Gut gewappnet für den Herbst

Mit «Homeless Songs» bringt Stephan Eicher heuer schon sein zweites Album heraus.

Gitarre und Piano stehen auf Stephan Eichers neuem Album im Vordergrund.

Gitarre und Piano stehen auf Stephan Eichers neuem Album im Vordergrund.

(Bild: Susanne Keller)

Marina Bolzli@Zimlisberg

Es ist das Jahr von Stephan Eicher. Nach langer Funkstille ohne «normales» Album veröffentlicht er schon das zweite in diesem Jahr. Im Februar erschien «Hüh!» mit dem Berner Traktorkestar, heute folgt «Homeless Songs». Es sind 14 Miniatüren, die sich nicht so leicht einordnen lassen. Viele davon sind zwei Minuten kurz oder gar kürzer, andere unübliche sechs Minuten lang. Stephan Eicher nimmt nicht auf Bedürfnisse von Radiostationen und Streaminglisten Rücksicht.
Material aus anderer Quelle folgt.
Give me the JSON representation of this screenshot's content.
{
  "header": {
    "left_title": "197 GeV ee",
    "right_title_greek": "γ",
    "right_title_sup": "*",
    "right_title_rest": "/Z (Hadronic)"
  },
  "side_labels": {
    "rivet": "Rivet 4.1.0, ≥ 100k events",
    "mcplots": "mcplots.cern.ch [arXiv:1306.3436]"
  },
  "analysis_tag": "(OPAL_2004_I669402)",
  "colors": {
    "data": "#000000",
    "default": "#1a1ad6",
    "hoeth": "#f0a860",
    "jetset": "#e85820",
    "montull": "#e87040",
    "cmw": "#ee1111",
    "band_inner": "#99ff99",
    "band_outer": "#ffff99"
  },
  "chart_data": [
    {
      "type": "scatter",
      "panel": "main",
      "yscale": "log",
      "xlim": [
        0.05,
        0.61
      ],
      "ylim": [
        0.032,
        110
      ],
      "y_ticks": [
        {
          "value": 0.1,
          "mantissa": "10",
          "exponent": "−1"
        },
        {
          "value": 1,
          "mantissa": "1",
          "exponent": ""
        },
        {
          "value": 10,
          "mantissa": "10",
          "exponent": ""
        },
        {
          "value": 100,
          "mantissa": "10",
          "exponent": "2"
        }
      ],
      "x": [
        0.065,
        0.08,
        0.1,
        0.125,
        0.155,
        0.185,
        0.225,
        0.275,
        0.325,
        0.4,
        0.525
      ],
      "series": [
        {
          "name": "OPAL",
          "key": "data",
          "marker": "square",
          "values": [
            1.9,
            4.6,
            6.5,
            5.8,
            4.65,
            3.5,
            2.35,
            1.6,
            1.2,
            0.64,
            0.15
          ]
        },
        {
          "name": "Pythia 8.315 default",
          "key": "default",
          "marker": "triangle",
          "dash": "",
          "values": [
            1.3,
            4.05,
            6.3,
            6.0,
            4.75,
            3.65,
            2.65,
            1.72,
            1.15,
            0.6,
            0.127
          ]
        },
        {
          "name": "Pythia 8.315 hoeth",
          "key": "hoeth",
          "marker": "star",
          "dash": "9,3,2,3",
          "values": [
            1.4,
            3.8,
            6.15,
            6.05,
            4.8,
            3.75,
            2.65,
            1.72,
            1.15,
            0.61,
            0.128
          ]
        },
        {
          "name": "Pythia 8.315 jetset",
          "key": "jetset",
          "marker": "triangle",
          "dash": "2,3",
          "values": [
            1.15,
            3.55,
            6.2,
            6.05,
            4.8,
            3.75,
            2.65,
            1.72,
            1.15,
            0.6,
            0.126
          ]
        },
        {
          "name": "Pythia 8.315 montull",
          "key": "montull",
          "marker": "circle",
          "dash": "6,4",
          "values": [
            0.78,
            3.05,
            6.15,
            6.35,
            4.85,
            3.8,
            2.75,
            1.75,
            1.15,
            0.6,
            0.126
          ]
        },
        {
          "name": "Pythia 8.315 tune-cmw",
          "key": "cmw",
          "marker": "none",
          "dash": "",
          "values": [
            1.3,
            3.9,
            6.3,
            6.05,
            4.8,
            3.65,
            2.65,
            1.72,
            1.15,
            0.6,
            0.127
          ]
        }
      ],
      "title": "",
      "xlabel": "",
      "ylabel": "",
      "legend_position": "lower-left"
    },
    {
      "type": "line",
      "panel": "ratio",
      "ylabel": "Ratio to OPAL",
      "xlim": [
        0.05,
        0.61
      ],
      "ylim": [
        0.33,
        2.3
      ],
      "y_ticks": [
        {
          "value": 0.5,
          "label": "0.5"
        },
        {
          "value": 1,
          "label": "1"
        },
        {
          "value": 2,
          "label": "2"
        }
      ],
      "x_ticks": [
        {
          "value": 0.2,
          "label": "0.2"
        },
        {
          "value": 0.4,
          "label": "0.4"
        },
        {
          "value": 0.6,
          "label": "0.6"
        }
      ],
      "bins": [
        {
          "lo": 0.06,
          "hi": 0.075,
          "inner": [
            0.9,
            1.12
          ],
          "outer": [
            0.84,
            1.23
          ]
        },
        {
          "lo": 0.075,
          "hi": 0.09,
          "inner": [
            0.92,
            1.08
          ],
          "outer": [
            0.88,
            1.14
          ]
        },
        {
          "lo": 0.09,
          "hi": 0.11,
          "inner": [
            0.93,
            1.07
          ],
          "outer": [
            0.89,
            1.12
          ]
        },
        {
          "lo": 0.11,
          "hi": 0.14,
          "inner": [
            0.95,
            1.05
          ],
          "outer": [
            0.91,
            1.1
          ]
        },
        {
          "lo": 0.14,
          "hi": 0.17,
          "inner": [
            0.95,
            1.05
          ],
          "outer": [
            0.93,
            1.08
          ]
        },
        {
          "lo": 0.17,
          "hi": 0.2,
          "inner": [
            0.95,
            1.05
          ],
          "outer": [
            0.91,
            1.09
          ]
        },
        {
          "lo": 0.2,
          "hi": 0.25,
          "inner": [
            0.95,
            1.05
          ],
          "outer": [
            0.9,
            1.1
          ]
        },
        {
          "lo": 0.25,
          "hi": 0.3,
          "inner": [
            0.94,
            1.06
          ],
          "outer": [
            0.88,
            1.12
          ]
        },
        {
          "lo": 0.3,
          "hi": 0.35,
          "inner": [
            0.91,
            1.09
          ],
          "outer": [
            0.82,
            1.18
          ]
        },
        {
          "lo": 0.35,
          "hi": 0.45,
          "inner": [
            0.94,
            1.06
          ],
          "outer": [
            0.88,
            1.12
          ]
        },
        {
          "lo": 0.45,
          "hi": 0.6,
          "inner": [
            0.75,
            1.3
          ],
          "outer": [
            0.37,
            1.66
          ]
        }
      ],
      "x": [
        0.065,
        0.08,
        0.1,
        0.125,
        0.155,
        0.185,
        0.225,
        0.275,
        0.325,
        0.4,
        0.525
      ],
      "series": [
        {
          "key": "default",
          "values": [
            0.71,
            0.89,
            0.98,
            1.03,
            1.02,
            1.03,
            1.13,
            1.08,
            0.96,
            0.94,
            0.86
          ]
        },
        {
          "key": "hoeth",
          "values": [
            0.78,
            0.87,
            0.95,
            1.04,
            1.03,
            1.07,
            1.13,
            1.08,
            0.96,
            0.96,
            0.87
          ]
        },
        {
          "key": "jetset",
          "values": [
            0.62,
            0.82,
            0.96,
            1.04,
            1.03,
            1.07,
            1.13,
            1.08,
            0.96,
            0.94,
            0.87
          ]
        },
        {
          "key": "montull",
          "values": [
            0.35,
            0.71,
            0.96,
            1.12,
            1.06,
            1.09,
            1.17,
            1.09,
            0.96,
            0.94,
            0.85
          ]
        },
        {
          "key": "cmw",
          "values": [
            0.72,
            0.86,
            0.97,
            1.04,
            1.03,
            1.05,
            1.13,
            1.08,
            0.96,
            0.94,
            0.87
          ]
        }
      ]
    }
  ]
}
Was diese Kleinode vereint, ist – natürlich – die Melancholie. Die jetzige Herbststimmung, wenn man am Morgen aufwacht, die Bise die Bäume schüttelt und man weiss, dass der Sommer für dieses Jahr endgültig vorbei ist. Auf den Punkt bringt das «Niene dehei» mit einer feinen Momentaufnahme: «Ä Zug, wo fahrt dürd Nacht; dr Tag, wo z lut erwacht; ä Frou, wo lisli singt; äs Tief, wo Räge bringt.» Geschrieben hat diesen Text Eichers guter Freund Martin Suter. Mit dem Autor hatte der Berner Barde 2017 das Album «Songbook» beim Literaturverlag Diogenes veröffentlicht. Und auch «Homeless Songs» ist damals schon entstanden – wegen eines langwierigen Streits mit Eichers Plattenfirma erscheint es aber erst jetzt.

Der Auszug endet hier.